Dec. 10, 2012
According to a new survey of franchisees and franchisors, franchise business growth could grind to a halt if the current tax rates aren't extended beyond their Dec. 31 expiration date.
The results of IFA's annual Franchise Business Leader Survey, conducted Nov. 13-28, show 79 percent of franchisees and 73 percent of franchisors believe failure by Congress to extend current tax rates and avoid the "fiscal cliff" will have a negative impact on hiring and growth plans moving forward.

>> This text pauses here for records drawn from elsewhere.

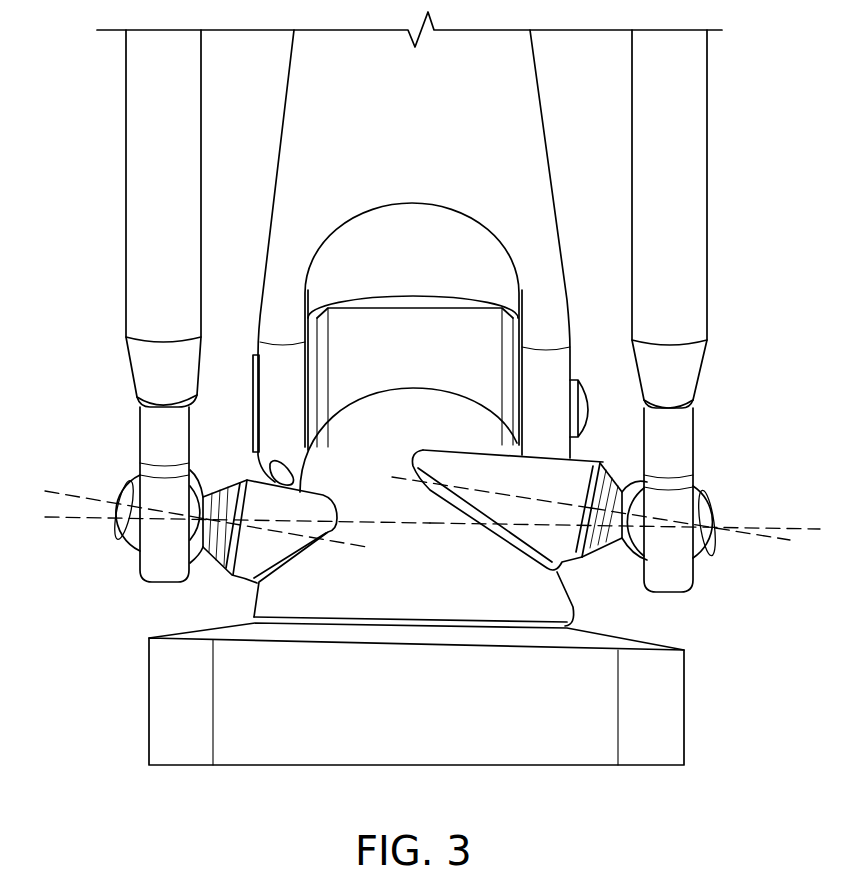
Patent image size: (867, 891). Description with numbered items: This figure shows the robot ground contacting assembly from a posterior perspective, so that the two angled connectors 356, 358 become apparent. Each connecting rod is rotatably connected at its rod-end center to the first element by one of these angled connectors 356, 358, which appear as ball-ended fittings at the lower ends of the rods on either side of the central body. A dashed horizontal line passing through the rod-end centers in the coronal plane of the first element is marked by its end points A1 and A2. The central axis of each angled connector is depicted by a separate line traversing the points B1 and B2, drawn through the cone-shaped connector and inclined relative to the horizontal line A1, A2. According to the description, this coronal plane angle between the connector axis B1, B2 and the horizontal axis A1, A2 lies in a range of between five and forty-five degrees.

The angled connector 356 is at (118, 488).
The angled connector 358 is at (716, 515).
The horizontal axis end point A1 is at (224, 519).
The horizontal axis end point A2 is at (640, 532).
The angled connector axis point B1 is at (304, 488).
The angled connector axis point B2 is at (513, 542).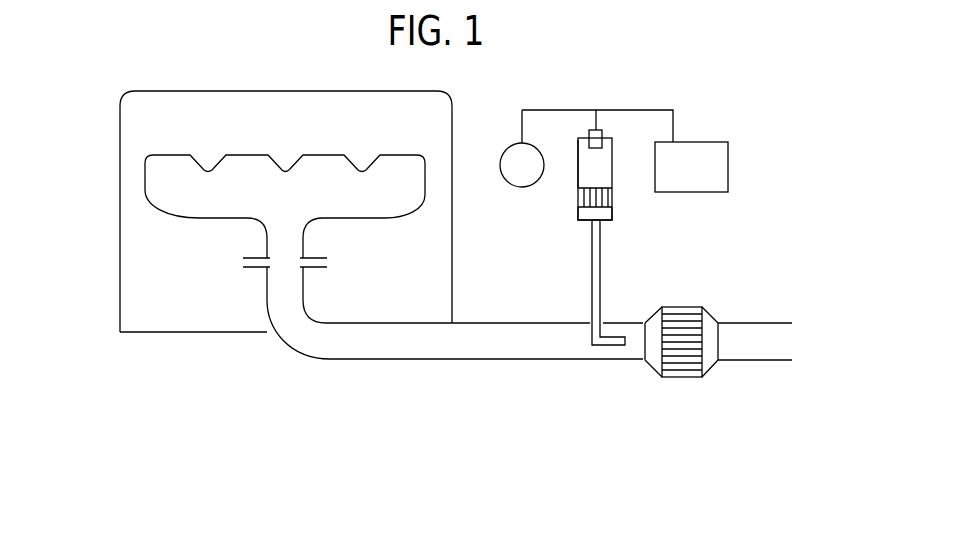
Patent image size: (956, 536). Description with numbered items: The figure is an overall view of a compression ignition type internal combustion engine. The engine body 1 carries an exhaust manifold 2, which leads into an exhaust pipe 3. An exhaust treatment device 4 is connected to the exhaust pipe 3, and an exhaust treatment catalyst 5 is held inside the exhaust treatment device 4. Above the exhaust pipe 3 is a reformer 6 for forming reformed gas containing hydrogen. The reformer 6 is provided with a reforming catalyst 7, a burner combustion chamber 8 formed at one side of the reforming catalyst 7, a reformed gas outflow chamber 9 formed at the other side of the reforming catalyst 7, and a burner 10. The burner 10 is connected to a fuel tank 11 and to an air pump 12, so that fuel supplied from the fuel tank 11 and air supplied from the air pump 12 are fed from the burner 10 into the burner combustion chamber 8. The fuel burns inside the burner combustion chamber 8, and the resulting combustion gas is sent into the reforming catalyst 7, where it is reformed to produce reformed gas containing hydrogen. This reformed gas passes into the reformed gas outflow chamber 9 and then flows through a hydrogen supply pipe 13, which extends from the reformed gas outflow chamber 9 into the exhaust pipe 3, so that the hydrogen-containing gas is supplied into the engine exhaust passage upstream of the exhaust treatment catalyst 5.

The engine body 1 is at (140, 136).
The exhaust manifold 2 is at (175, 188).
The exhaust pipe 3 is at (347, 352).
The exhaust treatment device 4 is at (710, 308).
The exhaust treatment catalyst 5 is at (683, 350).
The reformer 6 is at (578, 191).
The reforming catalyst 7 is at (612, 196).
The burner combustion chamber 8 is at (588, 167).
The reformed gas outflow chamber 9 is at (612, 213).
The burner 10 is at (589, 140).
The fuel tank 11 is at (728, 165).
The air pump 12 is at (513, 157).
The hydrogen supply pipe 13 is at (600, 282).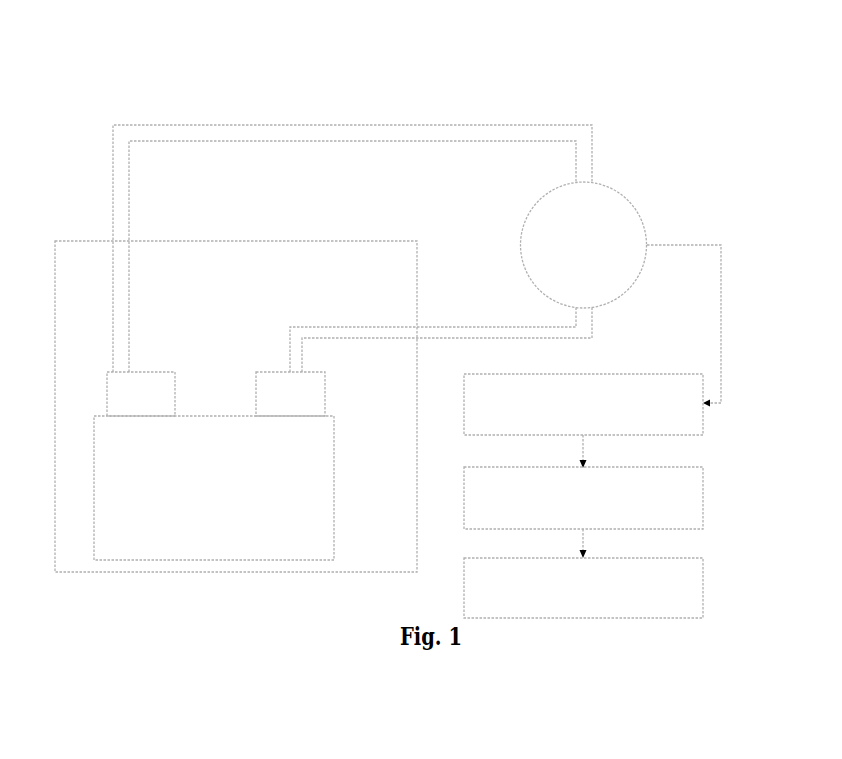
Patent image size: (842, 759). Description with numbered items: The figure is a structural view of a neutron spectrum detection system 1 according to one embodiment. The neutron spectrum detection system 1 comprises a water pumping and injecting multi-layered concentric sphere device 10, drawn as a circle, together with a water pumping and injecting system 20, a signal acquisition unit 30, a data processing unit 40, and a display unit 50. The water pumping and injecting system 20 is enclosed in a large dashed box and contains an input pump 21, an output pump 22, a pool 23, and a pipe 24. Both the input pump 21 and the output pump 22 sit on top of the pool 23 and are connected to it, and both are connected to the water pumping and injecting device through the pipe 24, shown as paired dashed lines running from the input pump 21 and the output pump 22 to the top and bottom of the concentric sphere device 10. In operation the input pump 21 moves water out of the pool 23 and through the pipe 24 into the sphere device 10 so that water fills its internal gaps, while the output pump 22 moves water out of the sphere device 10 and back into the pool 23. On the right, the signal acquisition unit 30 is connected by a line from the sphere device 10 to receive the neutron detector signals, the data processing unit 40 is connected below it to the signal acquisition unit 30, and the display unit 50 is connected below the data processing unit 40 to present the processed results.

"What we need in this country is jobs, and the majority of that growth can come from the small business and franchising community if we avoid diving over the fiscal cliff," said Steve Caldeira, IFA president and CEO. "Congress and the administration must find a way to decrease spending and raise revenue without raising tax rates on job creators. While the President has been on a charm offensive with corporate CEOs, the interests of franchisees and other small businesses seem to be taking a back seat, despite his campaign rhetoric on the importance of small business growth to the economic recovery. What we need is for the small business community, which creates 65 percent of all net new jobs, to have a seat at the table in this debate."

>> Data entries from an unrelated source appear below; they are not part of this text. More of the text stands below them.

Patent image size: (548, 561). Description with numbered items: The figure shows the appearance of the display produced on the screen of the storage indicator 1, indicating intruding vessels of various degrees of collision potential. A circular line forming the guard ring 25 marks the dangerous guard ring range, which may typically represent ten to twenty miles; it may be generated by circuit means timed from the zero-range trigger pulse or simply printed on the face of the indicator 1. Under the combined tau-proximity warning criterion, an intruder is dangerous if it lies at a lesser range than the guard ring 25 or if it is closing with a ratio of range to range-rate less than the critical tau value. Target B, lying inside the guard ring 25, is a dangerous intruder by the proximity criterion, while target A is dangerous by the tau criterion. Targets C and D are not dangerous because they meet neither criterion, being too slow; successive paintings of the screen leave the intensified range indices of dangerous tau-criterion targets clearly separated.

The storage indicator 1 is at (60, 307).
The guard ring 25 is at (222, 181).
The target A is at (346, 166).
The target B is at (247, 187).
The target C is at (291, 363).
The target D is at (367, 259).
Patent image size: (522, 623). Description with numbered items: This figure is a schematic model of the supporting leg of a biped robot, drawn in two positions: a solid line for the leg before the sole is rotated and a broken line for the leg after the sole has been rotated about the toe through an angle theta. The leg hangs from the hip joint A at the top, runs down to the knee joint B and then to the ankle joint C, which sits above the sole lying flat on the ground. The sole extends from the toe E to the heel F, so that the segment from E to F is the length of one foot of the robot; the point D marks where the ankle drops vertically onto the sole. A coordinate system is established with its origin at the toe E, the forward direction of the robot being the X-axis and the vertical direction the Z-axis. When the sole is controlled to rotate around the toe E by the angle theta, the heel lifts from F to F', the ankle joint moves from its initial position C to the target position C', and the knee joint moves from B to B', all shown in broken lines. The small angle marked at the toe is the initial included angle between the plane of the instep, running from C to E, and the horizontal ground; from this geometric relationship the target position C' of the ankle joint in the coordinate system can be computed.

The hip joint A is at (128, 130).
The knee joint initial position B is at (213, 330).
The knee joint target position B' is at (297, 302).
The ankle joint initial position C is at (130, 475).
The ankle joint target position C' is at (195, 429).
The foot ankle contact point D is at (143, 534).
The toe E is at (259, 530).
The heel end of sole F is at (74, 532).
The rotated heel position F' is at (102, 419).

IFA has called on Congress to address the impending fiscal cliff and urged lawmakers to commit to produce a comprehensive tax reform bill that lowers both corporate and individual rates by a certain date, which would create greater long-term growth for the franchise industry. Uncertainty seems to be the biggest concern for survey respondents.
"Our main concern is the inability to predict the future due to the inability of the political process in Washington, D.C. to develop rational taxing and business policies," said Joseph West, president of Brooklyn Water Bagels Franchise Company.